Un Blanc qui épouse légitimement une mulâtresse descend du rang des blancs, et devient l’égal des affranchis ; ceux-ci le regardent même comme leur inférieur : en effet cet homme est méprisable. Celui qui est assez lâche pour se manquer à lui-même, est encore plus capable de manquer aux lois de la société, et l’on a raison, non seulement de mépriser, mais encore de soupçonner la probité de ceux qui par intérêt ou par oubli, descendent jusqu’à se mésallier.
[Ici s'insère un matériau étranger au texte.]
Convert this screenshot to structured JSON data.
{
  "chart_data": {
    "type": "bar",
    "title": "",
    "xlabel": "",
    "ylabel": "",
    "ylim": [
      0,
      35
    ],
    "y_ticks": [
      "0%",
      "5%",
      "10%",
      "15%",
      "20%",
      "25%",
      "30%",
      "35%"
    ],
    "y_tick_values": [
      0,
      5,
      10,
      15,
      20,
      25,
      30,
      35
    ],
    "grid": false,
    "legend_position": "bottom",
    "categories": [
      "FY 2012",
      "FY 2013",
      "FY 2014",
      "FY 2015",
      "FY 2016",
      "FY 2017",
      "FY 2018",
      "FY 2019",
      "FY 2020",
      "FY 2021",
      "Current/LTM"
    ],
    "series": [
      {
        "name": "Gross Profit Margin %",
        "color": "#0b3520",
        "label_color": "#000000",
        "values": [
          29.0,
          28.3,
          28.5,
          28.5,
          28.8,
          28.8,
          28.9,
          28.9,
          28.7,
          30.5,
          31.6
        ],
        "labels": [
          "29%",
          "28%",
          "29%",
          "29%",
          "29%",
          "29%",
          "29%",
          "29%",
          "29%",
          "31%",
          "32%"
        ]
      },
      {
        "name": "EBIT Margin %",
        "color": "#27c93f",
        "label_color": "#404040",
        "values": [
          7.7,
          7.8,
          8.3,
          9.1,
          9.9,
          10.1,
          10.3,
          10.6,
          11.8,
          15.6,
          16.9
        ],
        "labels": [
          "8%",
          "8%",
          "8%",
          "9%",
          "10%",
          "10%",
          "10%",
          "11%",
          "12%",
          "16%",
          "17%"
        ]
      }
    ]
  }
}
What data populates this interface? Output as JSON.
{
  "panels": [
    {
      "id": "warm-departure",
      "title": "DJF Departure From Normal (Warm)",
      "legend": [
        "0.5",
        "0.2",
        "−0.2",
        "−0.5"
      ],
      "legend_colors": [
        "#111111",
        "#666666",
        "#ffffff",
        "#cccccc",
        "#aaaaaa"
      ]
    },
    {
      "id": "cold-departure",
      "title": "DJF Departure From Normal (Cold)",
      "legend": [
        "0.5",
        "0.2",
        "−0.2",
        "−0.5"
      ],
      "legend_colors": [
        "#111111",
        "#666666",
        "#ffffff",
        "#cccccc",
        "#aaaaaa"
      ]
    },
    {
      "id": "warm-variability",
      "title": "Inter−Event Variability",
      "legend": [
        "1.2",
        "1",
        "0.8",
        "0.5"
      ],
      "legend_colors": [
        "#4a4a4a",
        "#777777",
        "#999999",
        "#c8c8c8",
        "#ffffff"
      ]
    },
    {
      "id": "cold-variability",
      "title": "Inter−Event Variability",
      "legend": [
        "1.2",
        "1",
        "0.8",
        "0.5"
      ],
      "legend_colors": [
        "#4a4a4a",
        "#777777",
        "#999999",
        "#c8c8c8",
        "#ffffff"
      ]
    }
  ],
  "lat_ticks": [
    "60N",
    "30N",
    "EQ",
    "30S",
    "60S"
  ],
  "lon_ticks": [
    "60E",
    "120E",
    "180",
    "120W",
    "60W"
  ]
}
C’est surtout avec Moreau de Saint-Méry que nous avons la description la plus accomplie de l’ancienne Saint-Domingue, avec sa ligne de couleur infinie séparant les Blancs de tous les autres, mais aussi avec ses nombreuses catégories de métissage.

Document 7
Moreau de Saint-Méry.

Moreau de Saint-Méry.
(Pastel de James Sharples)

Médéric Louis Élie Moreau de Saint-Méry, né le 13 janvier 1750 à Fort-Royal, en Martinique est un juriste et historien célèbre pour sa contribution à l’histoire de Saint-Domingue. Après ses études à Paris, il devient avocat au Parlement en 1771, puis, revenu aux Antilles, il part en 1776 pour l’île de Saint-Domingue où il fait vite fortune comme planteur, accédant aux meilleures positions sociales, ratifié d’un poste au Conseil supérieur de Cap. Il revient à Paris, sur l’instigation du gouvernement de Louis XVI, pour l’achèvement et l’impression de son travail sur la législation coloniale, qui paraît à Paris de 1783 à 1790, en 6 volumes, sous le titre Lois et constitutions des îles françaises sous le vent, de 1550 à 1785, vaste compilation des actes publics qui concerne essentiellement la Saint-Domingue française du XVIIIe siècle, œuvre imprégnée d’un certain esprit des Lumières car elle voudrait contribuer à une rationalisation de l’administration coloniale... A la Révolution, entraîné dans le mouvement des esprits, il participe à la création d’un comité colonial, destiné à empêcher toute réforme du système esclavagiste, et collabore aux travaux du Club Massiac, représentant les grands planteurs esclavagistes à Paris. Réfugié aux Etats-Unis pendant la terreur, il y publie à Philadelphie son grand œuvre, Description de la partie française de Saint-Domingue (1797-1798). Reparti en France en 1799, il est chargé de missions diplomatiques, nommé en 1802 par Bonaparte administrateur général des Etats de Parme, Plaisance et Guastalla. Tombé ensuite en disgrâce et finalement retourné aux Etats-Unis, il mourut à Philadelphie en 1819. [...] Lire la suite >>>

 

Jalons juridiques d’un ordre ségrégationniste au XVIIIe siècle

Tout au long du XVIIIe siècle vont être prises un certain nombre de dispositions légales et réglementaires visant à instaurer aux îles un régime de castes fondé sur la distinction des couleurs, régime qui trouve son expression définitive après 1760. Désormais la politique royale trouve l’essentiel de son inspiration aux îles, et l’on s’accoutume à traiter le statut juridique des individus en fonction de leur couleur.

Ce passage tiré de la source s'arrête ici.